A culture of reinforcementAnother key to successfully using fear-based safety tactics also relates to your workplace culture. It’s difficult to scare people into performing a certain safe behavior when it’s easy to see that most everyone else is not practicing the desired behavior. The failure of scare tactics to increase safety belt usage in the 1970s, as reported in a classic field study by Leon Robertson and colleagues, brings this point home.
Six different safety belt messages — four using a scare tactic (such as the testimony of a teenage girl whose face was disfigured in a crash because she was not wearing a safety belt) — were shown 943 times over a nine-month period to 6,400 homes wired to Cable System A in a community with two cable systems. This amounted to an average exposure of two to three presentations per person every week. The 7,400 homes on Cable System B received no public service announcement about safety belts.
The results were disappointing. Daily field observations that used license plates to track study participants (who were unaware of the test) showed the mean safety-belt use among male and female drivers was 8.4 percent and 11.3 percent, respectively, for the group receiving the safety messages, and 8.2 percent and 10.3 percent, respectively, for the control group.
What was the problem? In this case, the scare tactics did indeed touch on all three of those beliefs needed to bring about a change in behavior. The ugly scar on the young girl’s face provided the negative consequence to be avoided, and the message implied that anyone had the skill to adopt the strategy necessary to avoid this outcome — by simply buckling up.
It’s my guess that the “culture” of the times was a critical factor. Readers who were driving in 1974 realize a few key differences between then and now. First, vehicles in those days frequently had only lap belts, which do not hold heads back from slamming into windshields. More importantly, it was once common to hear of individuals whose lives were saved because they were not buckled up. “Uncle Joe was thrown clear of the crash and luckily did not burn in the fire.”
Plus, use of safety belts was very low in the 1970s. Today it’s natural to see people buckled up, but in those days safety-belt use was the exception, not the rule.
Today, I think that safety belt scare message would work. Scare tactics can work.
But if you want to use them to increase safety-related behaviors, remember the importance of your workplace culture in promoting and reinforcing the message. And remember: you need to do more than simply scare people. Give them procedures to avoid the scary negative consequence, and convince them that they have the skills and time to use those procedures.

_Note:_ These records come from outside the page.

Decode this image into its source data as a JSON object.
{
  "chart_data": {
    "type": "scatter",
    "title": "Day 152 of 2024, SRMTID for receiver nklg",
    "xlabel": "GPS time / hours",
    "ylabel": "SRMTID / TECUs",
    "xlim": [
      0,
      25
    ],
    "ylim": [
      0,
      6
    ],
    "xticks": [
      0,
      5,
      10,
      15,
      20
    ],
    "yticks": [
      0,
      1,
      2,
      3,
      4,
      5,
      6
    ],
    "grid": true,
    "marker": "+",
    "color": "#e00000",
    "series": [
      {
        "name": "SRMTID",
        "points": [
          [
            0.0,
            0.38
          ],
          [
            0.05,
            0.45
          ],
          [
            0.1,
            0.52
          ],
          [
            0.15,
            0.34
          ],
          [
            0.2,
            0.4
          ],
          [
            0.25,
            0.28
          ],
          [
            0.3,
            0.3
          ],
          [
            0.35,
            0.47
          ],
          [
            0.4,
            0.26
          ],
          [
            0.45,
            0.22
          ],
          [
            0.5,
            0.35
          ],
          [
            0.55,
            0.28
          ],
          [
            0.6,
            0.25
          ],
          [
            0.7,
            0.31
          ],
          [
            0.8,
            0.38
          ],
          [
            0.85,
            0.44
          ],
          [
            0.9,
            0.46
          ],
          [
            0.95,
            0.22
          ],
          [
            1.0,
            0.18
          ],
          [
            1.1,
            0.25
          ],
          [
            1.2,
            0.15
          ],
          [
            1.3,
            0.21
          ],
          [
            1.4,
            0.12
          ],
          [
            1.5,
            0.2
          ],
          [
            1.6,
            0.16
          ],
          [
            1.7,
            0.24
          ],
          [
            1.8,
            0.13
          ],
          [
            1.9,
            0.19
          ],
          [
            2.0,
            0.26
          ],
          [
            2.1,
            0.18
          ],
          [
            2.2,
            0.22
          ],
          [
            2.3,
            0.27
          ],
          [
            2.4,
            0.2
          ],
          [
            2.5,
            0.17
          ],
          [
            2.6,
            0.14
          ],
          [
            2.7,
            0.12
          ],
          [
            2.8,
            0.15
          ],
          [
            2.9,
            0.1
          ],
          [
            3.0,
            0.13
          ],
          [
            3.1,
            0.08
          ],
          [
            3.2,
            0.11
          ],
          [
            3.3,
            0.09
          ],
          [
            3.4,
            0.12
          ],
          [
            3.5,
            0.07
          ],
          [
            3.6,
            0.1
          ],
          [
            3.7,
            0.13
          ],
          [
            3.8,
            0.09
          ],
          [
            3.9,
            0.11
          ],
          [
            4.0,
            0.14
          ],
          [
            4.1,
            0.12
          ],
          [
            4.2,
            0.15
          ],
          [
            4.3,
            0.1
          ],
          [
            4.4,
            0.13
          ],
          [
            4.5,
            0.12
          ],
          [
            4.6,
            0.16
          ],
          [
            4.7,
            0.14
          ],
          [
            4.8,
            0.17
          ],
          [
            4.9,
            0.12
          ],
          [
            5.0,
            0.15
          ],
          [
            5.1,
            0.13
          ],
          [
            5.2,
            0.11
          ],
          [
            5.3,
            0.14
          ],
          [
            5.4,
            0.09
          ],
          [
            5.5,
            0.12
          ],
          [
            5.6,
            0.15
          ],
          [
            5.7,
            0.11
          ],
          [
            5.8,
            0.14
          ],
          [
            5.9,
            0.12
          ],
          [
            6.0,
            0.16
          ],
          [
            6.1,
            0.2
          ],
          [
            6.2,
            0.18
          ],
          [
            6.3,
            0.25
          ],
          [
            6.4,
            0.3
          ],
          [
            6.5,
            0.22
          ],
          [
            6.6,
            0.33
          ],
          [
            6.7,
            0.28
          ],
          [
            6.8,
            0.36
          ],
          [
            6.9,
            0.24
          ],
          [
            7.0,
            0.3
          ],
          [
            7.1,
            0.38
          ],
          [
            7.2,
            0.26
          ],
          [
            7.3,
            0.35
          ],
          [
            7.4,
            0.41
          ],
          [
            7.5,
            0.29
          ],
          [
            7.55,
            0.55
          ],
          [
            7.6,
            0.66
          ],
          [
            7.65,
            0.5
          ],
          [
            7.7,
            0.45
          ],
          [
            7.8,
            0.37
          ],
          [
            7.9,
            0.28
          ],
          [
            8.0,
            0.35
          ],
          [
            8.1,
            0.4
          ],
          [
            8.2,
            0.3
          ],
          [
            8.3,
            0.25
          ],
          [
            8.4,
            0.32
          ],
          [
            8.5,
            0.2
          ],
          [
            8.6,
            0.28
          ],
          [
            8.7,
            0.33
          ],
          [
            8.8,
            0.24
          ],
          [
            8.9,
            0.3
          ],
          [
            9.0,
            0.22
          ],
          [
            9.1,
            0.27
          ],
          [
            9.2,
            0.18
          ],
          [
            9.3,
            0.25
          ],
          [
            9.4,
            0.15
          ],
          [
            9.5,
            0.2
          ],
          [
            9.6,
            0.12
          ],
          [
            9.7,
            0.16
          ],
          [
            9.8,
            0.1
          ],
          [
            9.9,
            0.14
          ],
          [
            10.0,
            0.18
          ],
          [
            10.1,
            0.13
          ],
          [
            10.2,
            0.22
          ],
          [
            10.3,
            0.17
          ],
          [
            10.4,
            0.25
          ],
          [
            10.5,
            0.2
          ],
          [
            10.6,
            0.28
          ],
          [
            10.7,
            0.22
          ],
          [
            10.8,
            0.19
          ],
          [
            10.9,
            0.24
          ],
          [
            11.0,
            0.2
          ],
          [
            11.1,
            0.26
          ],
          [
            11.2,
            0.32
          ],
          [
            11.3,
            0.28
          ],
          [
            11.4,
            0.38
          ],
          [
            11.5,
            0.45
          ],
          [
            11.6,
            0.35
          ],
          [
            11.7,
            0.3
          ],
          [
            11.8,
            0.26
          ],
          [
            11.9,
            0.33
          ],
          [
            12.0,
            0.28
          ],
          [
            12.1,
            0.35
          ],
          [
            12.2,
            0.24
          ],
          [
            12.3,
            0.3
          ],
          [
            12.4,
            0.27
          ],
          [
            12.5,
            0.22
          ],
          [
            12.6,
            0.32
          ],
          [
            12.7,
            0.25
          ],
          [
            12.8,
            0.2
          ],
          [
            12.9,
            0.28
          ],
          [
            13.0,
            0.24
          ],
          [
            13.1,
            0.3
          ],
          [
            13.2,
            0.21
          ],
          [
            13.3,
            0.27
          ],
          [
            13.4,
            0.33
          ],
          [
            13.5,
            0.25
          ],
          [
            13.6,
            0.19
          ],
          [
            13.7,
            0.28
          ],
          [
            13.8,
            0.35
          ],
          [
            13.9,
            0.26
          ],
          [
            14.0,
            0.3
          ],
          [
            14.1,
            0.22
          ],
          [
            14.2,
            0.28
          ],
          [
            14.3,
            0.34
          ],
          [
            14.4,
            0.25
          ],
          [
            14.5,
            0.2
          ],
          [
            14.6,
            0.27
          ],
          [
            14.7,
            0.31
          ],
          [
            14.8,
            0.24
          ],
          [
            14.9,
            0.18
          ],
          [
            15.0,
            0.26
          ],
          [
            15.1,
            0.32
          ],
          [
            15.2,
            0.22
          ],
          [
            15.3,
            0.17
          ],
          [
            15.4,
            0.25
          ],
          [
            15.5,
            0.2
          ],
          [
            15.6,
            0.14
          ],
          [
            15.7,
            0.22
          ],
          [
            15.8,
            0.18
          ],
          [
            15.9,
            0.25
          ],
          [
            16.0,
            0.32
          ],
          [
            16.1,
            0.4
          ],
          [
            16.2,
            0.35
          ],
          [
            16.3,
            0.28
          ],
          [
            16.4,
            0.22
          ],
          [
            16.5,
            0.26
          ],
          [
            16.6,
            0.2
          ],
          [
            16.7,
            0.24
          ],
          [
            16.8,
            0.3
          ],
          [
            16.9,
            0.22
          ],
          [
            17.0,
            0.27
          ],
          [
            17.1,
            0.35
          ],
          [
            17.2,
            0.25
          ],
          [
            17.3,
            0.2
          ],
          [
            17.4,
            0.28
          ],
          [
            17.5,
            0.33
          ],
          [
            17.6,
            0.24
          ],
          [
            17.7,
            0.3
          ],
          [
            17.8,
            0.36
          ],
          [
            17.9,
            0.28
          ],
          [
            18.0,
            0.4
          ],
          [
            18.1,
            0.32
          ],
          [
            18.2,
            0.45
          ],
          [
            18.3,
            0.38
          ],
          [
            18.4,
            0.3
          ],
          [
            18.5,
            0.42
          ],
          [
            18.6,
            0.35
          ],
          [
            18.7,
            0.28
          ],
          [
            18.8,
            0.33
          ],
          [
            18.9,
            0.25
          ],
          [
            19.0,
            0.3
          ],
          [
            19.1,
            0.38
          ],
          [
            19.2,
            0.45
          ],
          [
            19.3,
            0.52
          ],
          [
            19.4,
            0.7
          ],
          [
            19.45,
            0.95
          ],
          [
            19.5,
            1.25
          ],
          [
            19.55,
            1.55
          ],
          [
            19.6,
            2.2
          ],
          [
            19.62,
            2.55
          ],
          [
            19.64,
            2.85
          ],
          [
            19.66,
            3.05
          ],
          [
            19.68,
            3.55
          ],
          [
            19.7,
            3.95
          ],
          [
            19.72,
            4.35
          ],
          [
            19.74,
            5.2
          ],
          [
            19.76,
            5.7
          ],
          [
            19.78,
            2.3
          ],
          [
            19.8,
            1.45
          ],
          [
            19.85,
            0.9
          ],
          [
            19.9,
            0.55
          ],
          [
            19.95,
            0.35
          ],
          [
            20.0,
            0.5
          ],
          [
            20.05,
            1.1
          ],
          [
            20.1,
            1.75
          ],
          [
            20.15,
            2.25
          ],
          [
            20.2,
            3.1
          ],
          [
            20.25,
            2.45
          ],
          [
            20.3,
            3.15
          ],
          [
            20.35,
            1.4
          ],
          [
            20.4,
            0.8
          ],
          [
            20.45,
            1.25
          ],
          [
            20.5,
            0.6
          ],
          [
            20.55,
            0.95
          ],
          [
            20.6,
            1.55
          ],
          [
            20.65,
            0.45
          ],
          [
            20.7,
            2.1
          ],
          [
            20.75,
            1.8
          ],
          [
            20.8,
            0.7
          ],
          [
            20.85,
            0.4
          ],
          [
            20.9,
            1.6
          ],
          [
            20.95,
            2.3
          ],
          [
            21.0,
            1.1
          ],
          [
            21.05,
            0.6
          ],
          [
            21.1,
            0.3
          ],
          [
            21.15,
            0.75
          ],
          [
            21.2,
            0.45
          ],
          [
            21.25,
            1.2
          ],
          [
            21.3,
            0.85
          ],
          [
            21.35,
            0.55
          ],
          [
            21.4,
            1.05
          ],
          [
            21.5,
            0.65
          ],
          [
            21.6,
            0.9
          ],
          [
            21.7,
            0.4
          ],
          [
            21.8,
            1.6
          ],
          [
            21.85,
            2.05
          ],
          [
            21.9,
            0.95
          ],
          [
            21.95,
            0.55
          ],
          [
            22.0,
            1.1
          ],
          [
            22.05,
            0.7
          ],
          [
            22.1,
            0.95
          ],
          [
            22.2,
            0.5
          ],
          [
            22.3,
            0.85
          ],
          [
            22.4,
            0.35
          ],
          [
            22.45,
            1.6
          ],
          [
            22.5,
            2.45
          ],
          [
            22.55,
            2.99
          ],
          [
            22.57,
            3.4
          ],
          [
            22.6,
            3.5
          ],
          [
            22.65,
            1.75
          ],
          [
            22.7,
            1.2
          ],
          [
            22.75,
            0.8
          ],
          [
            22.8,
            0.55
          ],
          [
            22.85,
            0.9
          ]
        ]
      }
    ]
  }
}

Sidebar: Want to use scare tactics?
- A realistic scare tells workers they need to do something to avoid an unwanted consequence, such as an injury.
- Give workers a straightforward strategy to avoid that scary consequence.
- Convince them that they can apply it successfully.
- Cultivate a culture that encourages employees to discuss their injuries and near misses —personal testimony is more powerful than statistics.
- Get everyone on the same page — even motivated people who have the training and confidence to follow safety practices often won't do it if they see most of their co-workers failing to work safety.